Engagé volontaire en 1855 dans le 19 régiment d’infanterie, il participa en 1855-1856, au siège de Sébastopol et reçut à ce titre la médaille de la guerre de Crimée attribuée par la reine Victoria. En 1859 il participa à la compagne d’Italie pour laquelle il fut encore médaillé. Il quitta l’armée en 1862 avec le grade de sergent major et devint commis à la direction de l’octroi de Paris.

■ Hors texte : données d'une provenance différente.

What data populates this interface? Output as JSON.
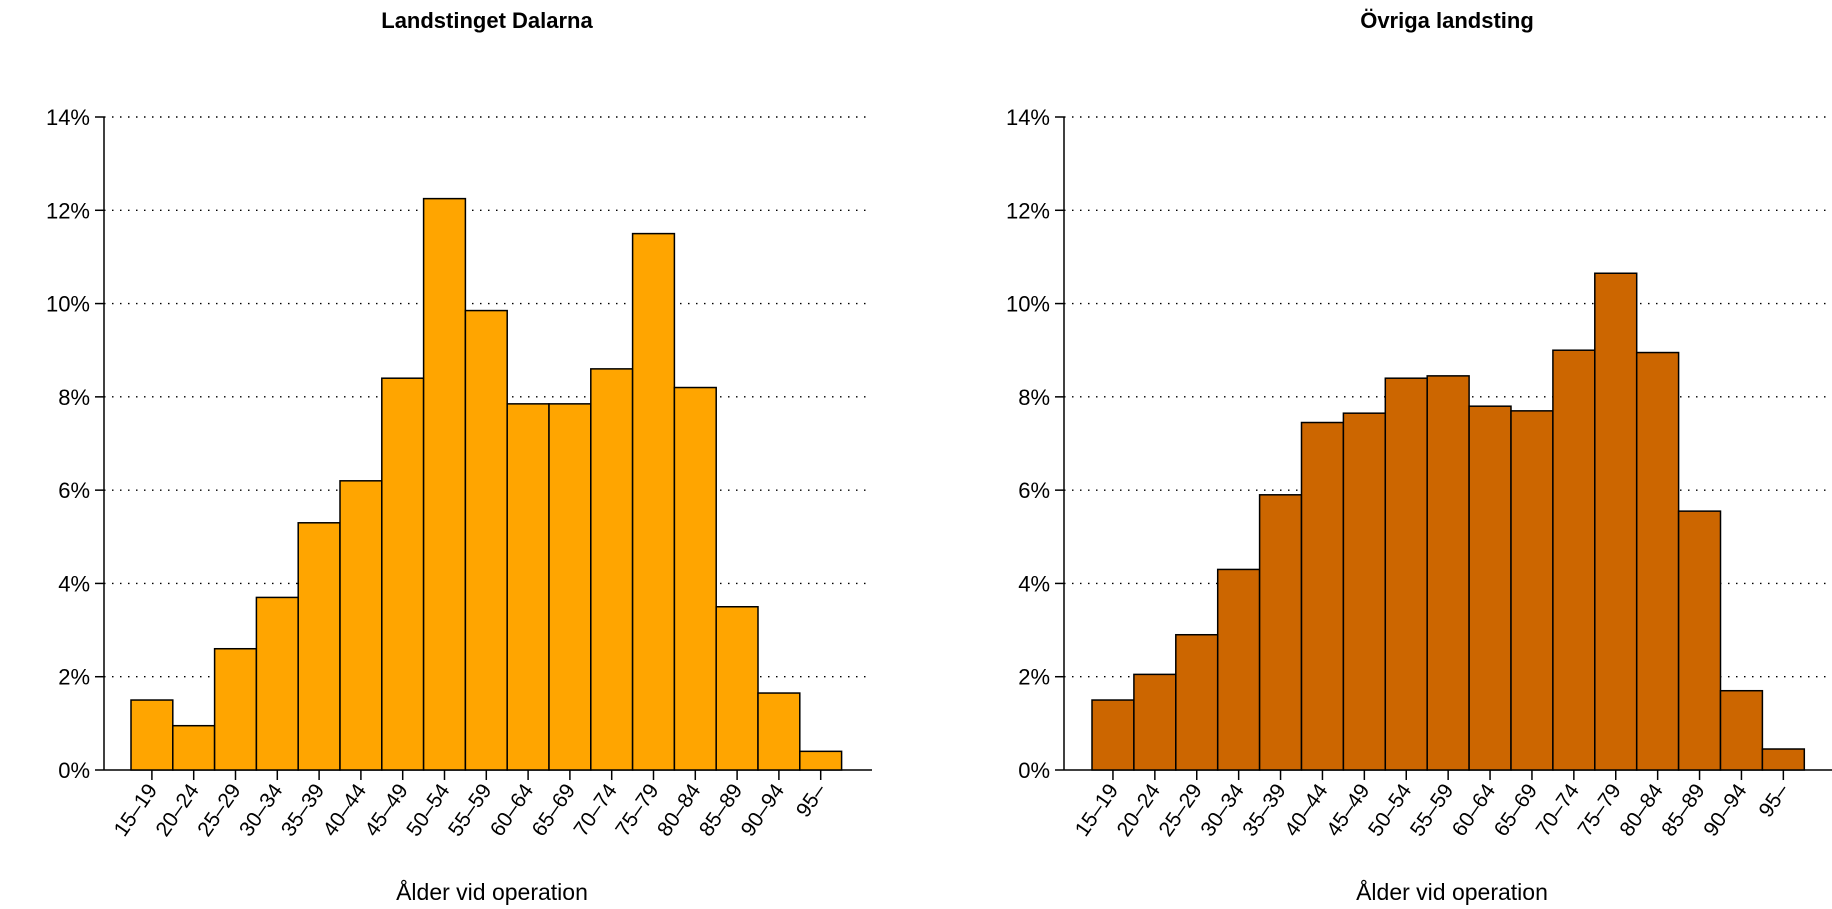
{
  "chart_data": [
    {
      "type": "bar",
      "title": "Landstinget Dalarna",
      "xlabel": "Ålder vid operation",
      "ylabel": "",
      "ylim": [
        0,
        14
      ],
      "y_ticks": [
        0,
        2,
        4,
        6,
        8,
        10,
        12,
        14
      ],
      "y_tick_labels": [
        "0%",
        "2%",
        "4%",
        "6%",
        "8%",
        "10%",
        "12%",
        "14%"
      ],
      "grid": "horizontal dotted",
      "bar_color": "#FFA500",
      "categories": [
        "15–19",
        "20–24",
        "25–29",
        "30–34",
        "35–39",
        "40–44",
        "45–49",
        "50–54",
        "55–59",
        "60–64",
        "65–69",
        "70–74",
        "75–79",
        "80–84",
        "85–89",
        "90–94",
        "95–"
      ],
      "values": [
        1.5,
        0.95,
        2.6,
        3.7,
        5.3,
        6.2,
        8.4,
        12.25,
        9.85,
        7.85,
        7.85,
        8.6,
        11.5,
        8.2,
        3.5,
        1.65,
        0.4
      ]
    },
    {
      "type": "bar",
      "title": "Övriga landsting",
      "xlabel": "Ålder vid operation",
      "ylabel": "",
      "ylim": [
        0,
        14
      ],
      "y_ticks": [
        0,
        2,
        4,
        6,
        8,
        10,
        12,
        14
      ],
      "y_tick_labels": [
        "0%",
        "2%",
        "4%",
        "6%",
        "8%",
        "10%",
        "12%",
        "14%"
      ],
      "grid": "horizontal dotted",
      "bar_color": "#CC6600",
      "categories": [
        "15–19",
        "20–24",
        "25–29",
        "30–34",
        "35–39",
        "40–44",
        "45–49",
        "50–54",
        "55–59",
        "60–64",
        "65–69",
        "70–74",
        "75–79",
        "80–84",
        "85–89",
        "90–94",
        "95–"
      ],
      "values": [
        1.5,
        2.05,
        2.9,
        4.3,
        5.9,
        7.45,
        7.65,
        8.4,
        8.45,
        7.8,
        7.7,
        9.0,
        10.65,
        8.95,
        5.55,
        1.7,
        0.45
      ]
    }
  ]
}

Tout le temps que lui laissait son emploi, il le consacrait, paraît-il, à des oeuvres d’instruction et d’émancipation sociale. Il fut le créateur, en 1861, de la première bibliothèque populaire de Paris. En 1866 il prit une part active au fonctionnement de la Société de secours mutuel des employés du commerce et de l’industrie. En 1867 il était l’un des fondateurs, avec Louise Michel, Marguerite Tinayre et Fortuné Henry, de la Société coopérative des équitables de Paris. Il s’agissait d’une société coopérative de consommation et d’éducation inspirée de l’exemple anglais de la Société des équitables pionniers de Rochdale.

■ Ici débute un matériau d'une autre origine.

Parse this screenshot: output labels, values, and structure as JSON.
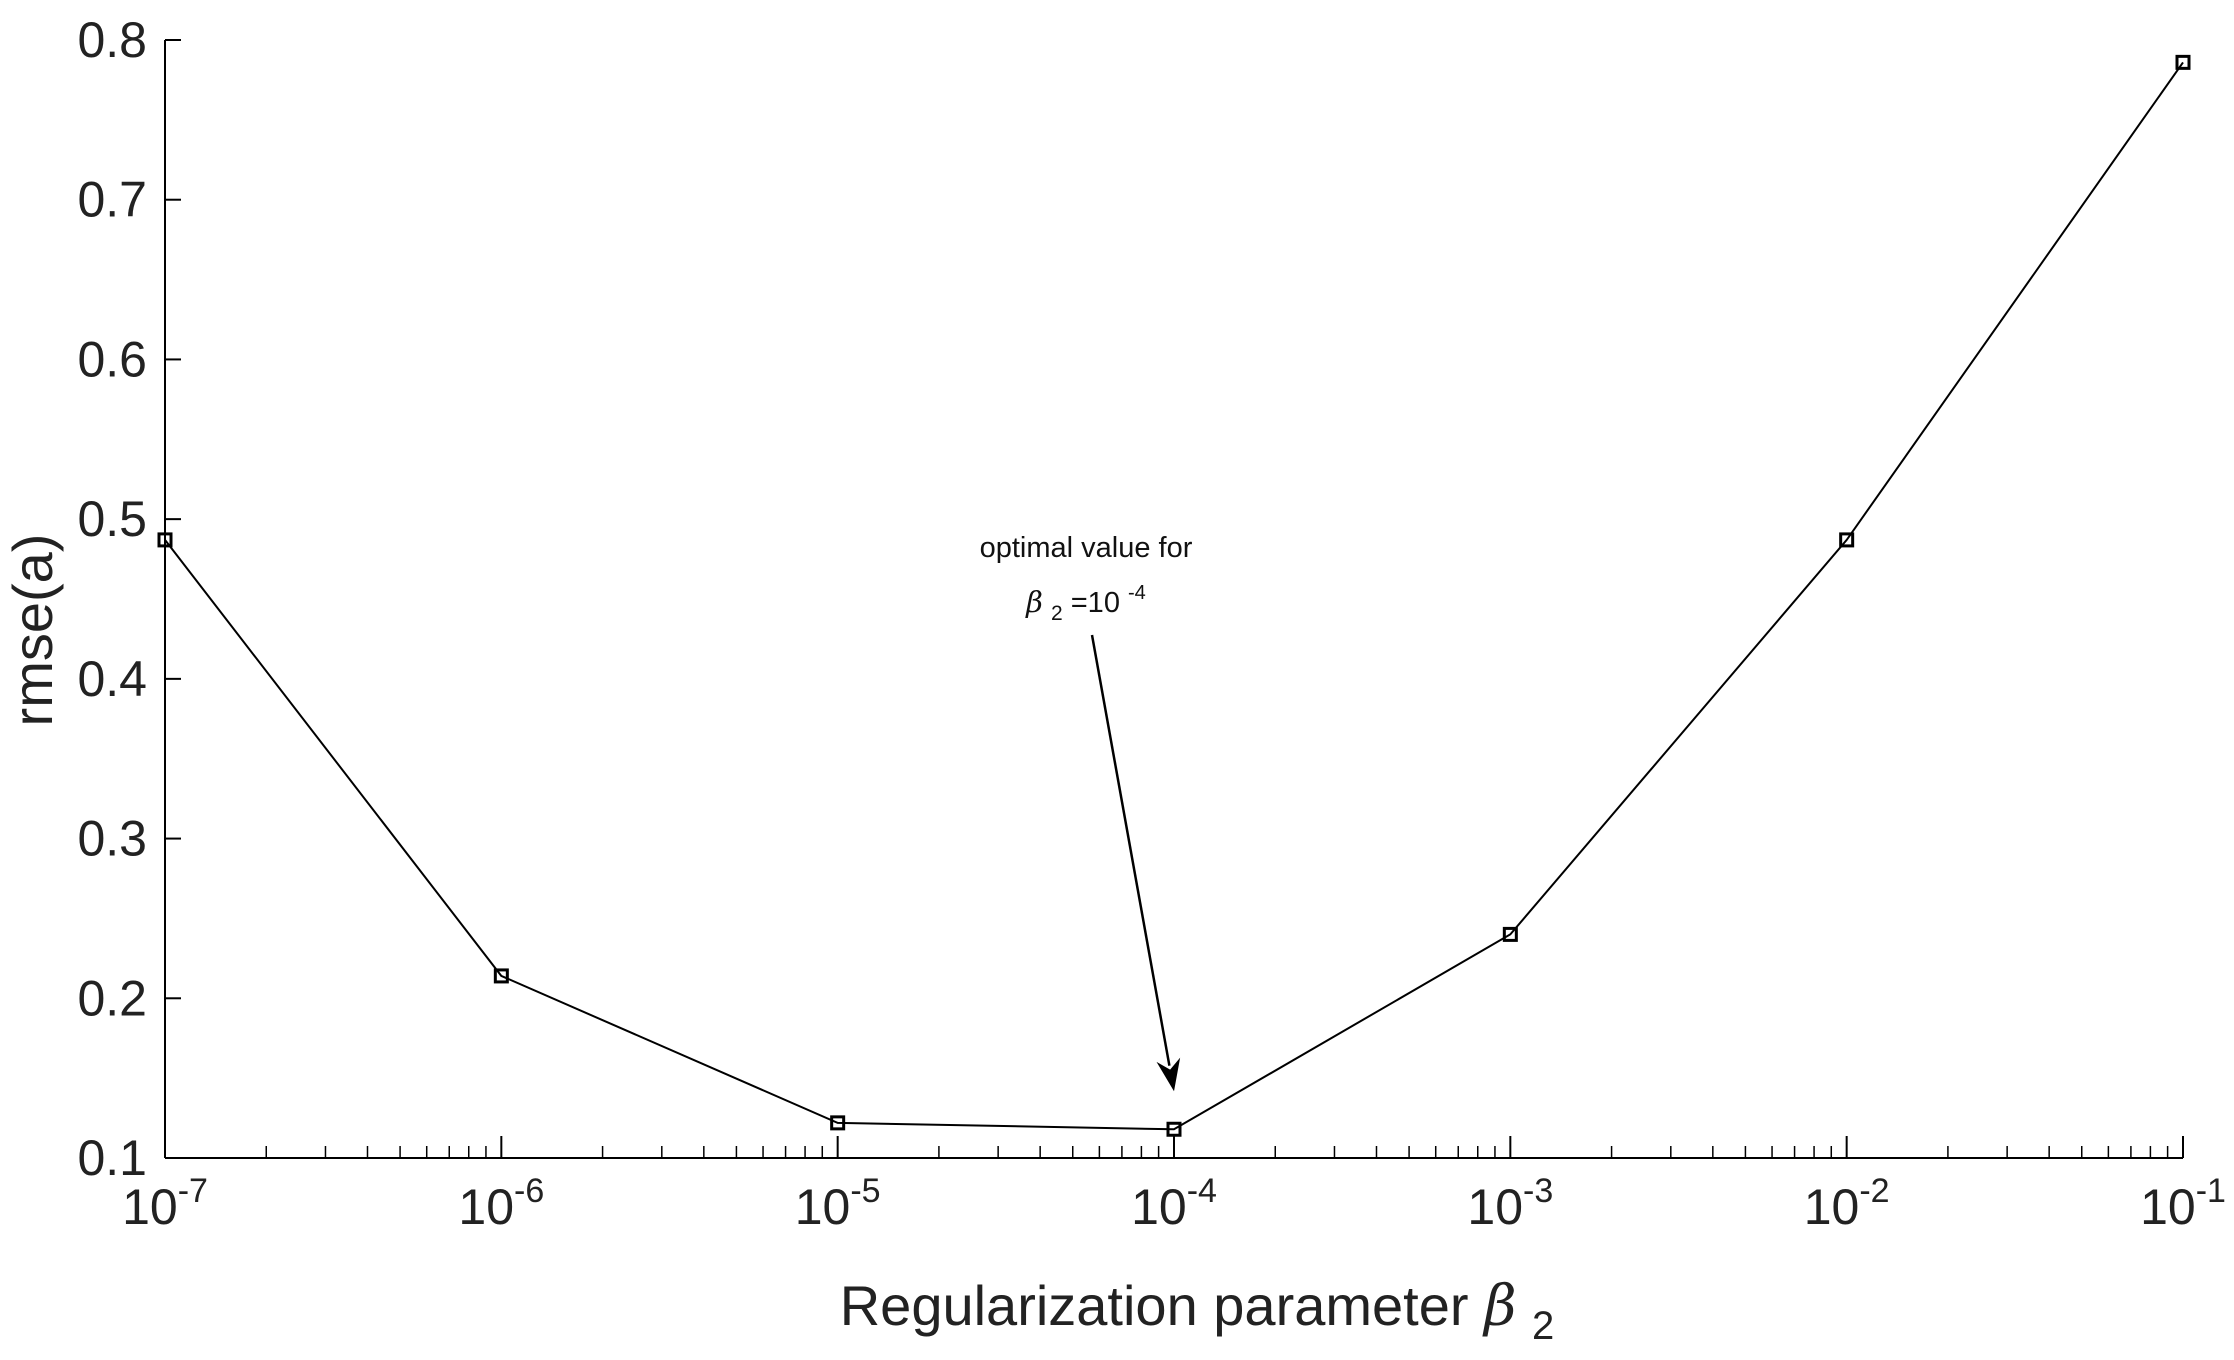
{
  "chart_data": {
    "type": "line",
    "x_scale": "log",
    "x": [
      1e-07,
      1e-06,
      1e-05,
      0.0001,
      0.001,
      0.01,
      0.1
    ],
    "y": [
      0.487,
      0.214,
      0.122,
      0.118,
      0.24,
      0.487,
      0.786
    ],
    "xlim": [
      1e-07,
      0.1
    ],
    "ylim": [
      0.1,
      0.8
    ],
    "x_ticks": [
      {
        "value": 1e-07,
        "base": "10",
        "exp": "-7"
      },
      {
        "value": 1e-06,
        "base": "10",
        "exp": "-6"
      },
      {
        "value": 1e-05,
        "base": "10",
        "exp": "-5"
      },
      {
        "value": 0.0001,
        "base": "10",
        "exp": "-4"
      },
      {
        "value": 0.001,
        "base": "10",
        "exp": "-3"
      },
      {
        "value": 0.01,
        "base": "10",
        "exp": "-2"
      },
      {
        "value": 0.1,
        "base": "10",
        "exp": "-1"
      }
    ],
    "y_ticks": [
      "0.1",
      "0.2",
      "0.3",
      "0.4",
      "0.5",
      "0.6",
      "0.7",
      "0.8"
    ],
    "xlabel": {
      "text": "Regularization parameter",
      "symbol": "β",
      "subscript": "2"
    },
    "ylabel": "rmse(a)",
    "marker": "square",
    "line_color": "#000000",
    "grid": false,
    "annotation": {
      "line1": "optimal value for",
      "symbol": "β",
      "subscript": "2",
      "equals": "=10",
      "exp": "-4",
      "target_x": 0.0001
    }
  }
}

Pendant la guerre franco-prussienne il s’engagea dans la Garde nationale. En août 1870 il en fut élu capitaine. Puis il organisa, le 1er novembre 1870, le bataillon des volontaires de Montrouge, qu’il dirigea avec le grade de commandant puis de lieutenant-colonel. Il garda le fort de Montrouge, avant poste de Paris face aux Prussiens, et participa le 19 janvier 1871 à la bataille de Buzenval destinée à rompre l’encerclement. Après l’armistice il reçut, le 29 janvier 1871, la Légion d’honneur en tant que lieutenant-colonel du 53e régiment de la Garde nationale.

Ayant tenté de dissuader ses hommes de servir le pouvoir insurrectionnel de la Commune il fut menacé et, le 18 mars 1871, quitta Paris pour se réfugier à Versailles dans la famille de sa femme. Le 26 avril il fut nommé par les Versaillais commandant de la garde nationale du XIVe arrondissement. Mais ce commandement ne fut effectif qu’à partir du 23 mai, à l’entrée des troupes versaillaises dans le XIVe arr. Démobilisé le 8 juin il reprit ses fonctions à l’octroi de Paris tout en demeurant officier de réserve.

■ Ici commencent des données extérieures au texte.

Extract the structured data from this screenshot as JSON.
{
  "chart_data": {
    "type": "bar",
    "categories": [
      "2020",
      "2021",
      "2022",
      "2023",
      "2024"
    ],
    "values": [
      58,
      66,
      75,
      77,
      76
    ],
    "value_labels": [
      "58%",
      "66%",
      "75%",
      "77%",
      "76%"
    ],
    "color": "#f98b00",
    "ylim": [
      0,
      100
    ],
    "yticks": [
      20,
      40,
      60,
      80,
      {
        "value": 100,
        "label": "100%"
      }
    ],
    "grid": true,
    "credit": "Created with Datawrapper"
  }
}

Jules Boulabert, dans le feuilleton « Les Vaincus » publié dans Le Cri du peuple, accusa Delamarche d’avoir, pendant la semaine sanglante, présidé la cour martiale de la rue des Fourneaux et de s’être acquitté avec férocité de cette sanguinaire mission. Il tenait ces informations d’André Belot, mort depuis sur les pontons. Delamarche attaqua le journal en diffamation. Dans l’audience du 5 décembre 1885 de la Cour de la Seine, les témoins cités par lui, d’anciens gardes nationaux ayant servi sous ses ordres ou des anciens fédérés, affirmèrent que loin d’avoir été cruel envers les fédérés prisonniers, il en sauva plusieurs et n’avait jamais présidé cette cour martiale. Lui-même affirma qu’il n’avait exercé aucun pouvoir avant son arrivée, le 24 mai, à la mairie du XIVe arrondissement où il se chargea de réorganiser les services administratifs et de distribuer des secours à la population. Sa défense conclut : « En un mot, au lieu d’user de son pouvoir pour faire de la réaction, il est directement intervenu entre les belligérants, usant de son autorité pour sauvegarder les droits de l’humanité et tendre la main aux victimes de la guerre civile ». Des témoins ajoutèrent que son humanisme le rendit suspect aux yeux des autorités versaillaises, qu’il fut pour cela arrêté le 9 juin 1871 et fit l’objet jusqu’en 1877 de quinze enquêtes de police. Il avait effectivement été jugé le 21 juin 1871 devant le Tribunal correctionnel de la Seine pour « usurpation de fonctions » mais avait été acquitté.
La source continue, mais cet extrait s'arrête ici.